Likewise, every element that goes together to make a human 'obviously' can't be harmful to humans...unless you make a Jeffrey Dahmer out of them.

True. It is the compounds that determine toxicity, not just the elements. This is pretty obvious to those of us who are chemists or chemical engineers. But, though sodium chloride is relatively harmless except when taken in excessive quantities, I suggest avoiding ingesting or even touching elemental sodium.
 
Learned that the one and only time we used chlorinated brake parts cleaner for carb cleaner. BAD idea.
We got away from chlorinated brake/parts cleaner years ago. Read a story about a welder that cleaned off a bunch of steel with chlorinated brake clean and killed himself. Checked into it and found out it was possible, given the circumstances were right.
 
We got away from chlorinated brake/parts cleaner years ago. Read a story about a welder that cleaned off a bunch of steel with chlorinated brake clean and killed himself. Checked into it and found out it was possible, given the circumstances were right.
Supposedly welding over brake cleaner creates phosgene gas. I didn't know it was limited to the chlorinated product.
 
Supposedly welding over brake cleaner creates phosgene gas. I didn't know it was limited to the chlorinated product.

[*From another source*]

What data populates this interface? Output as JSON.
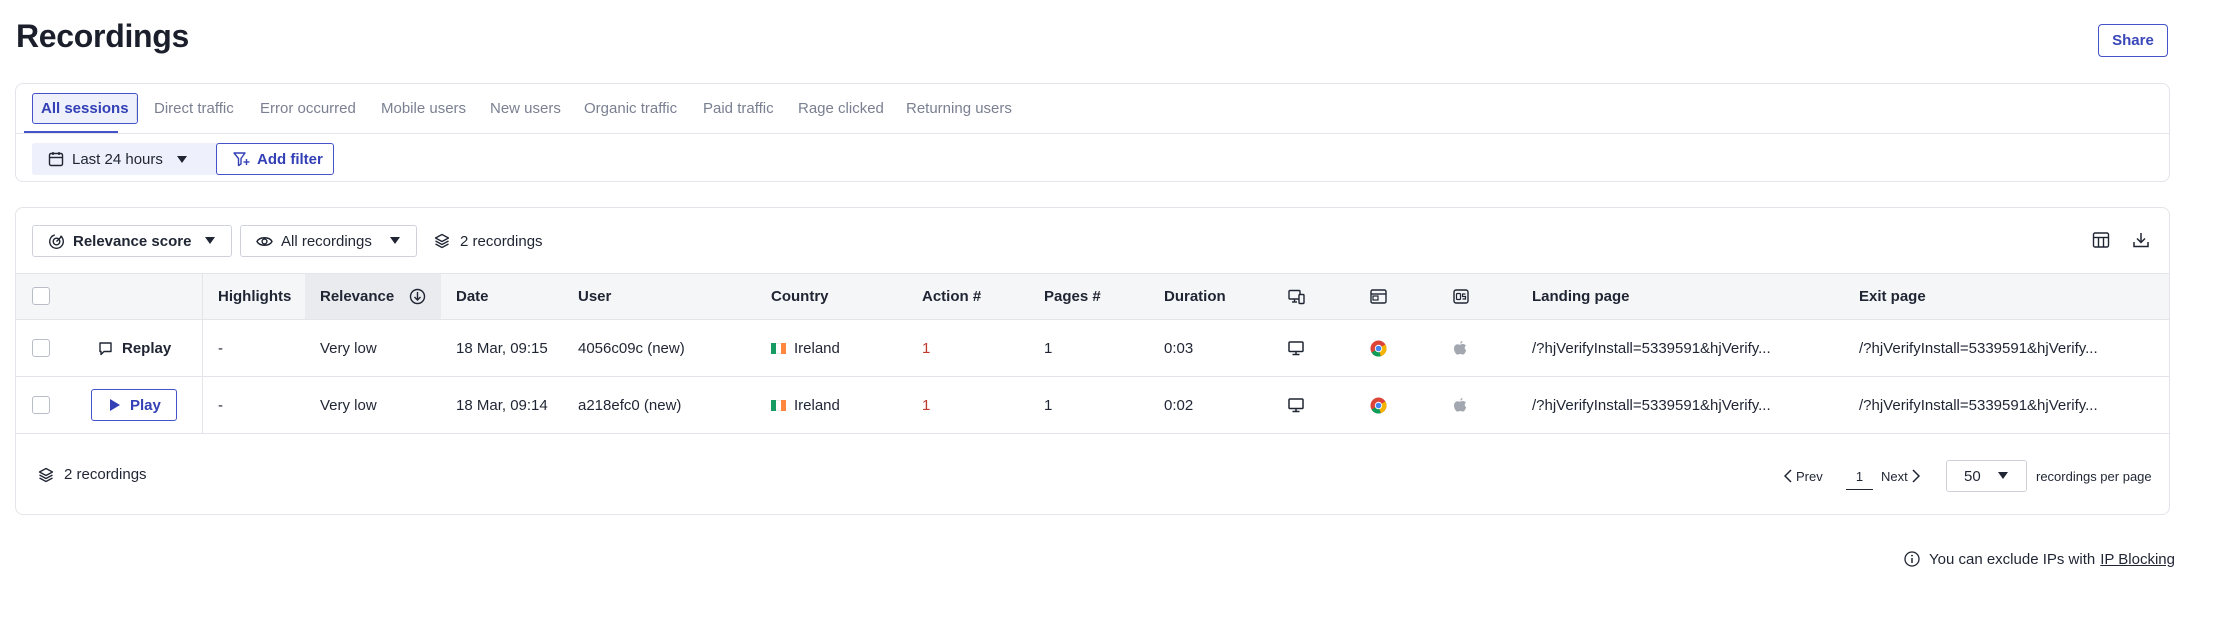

From what we found out it was just the chlorinated brake clean. May have been a specific brand as well. Can't remember for sure, I know we dropped getting any chlorinated brake cleaner after seeing the article.
Edit: yes, it's just the chlorinated brake clean that decomposes to phosgene gas. Non chlorinated brake clean doesn't contain the Tetrachloroethylene that breaks down into phosgene gas.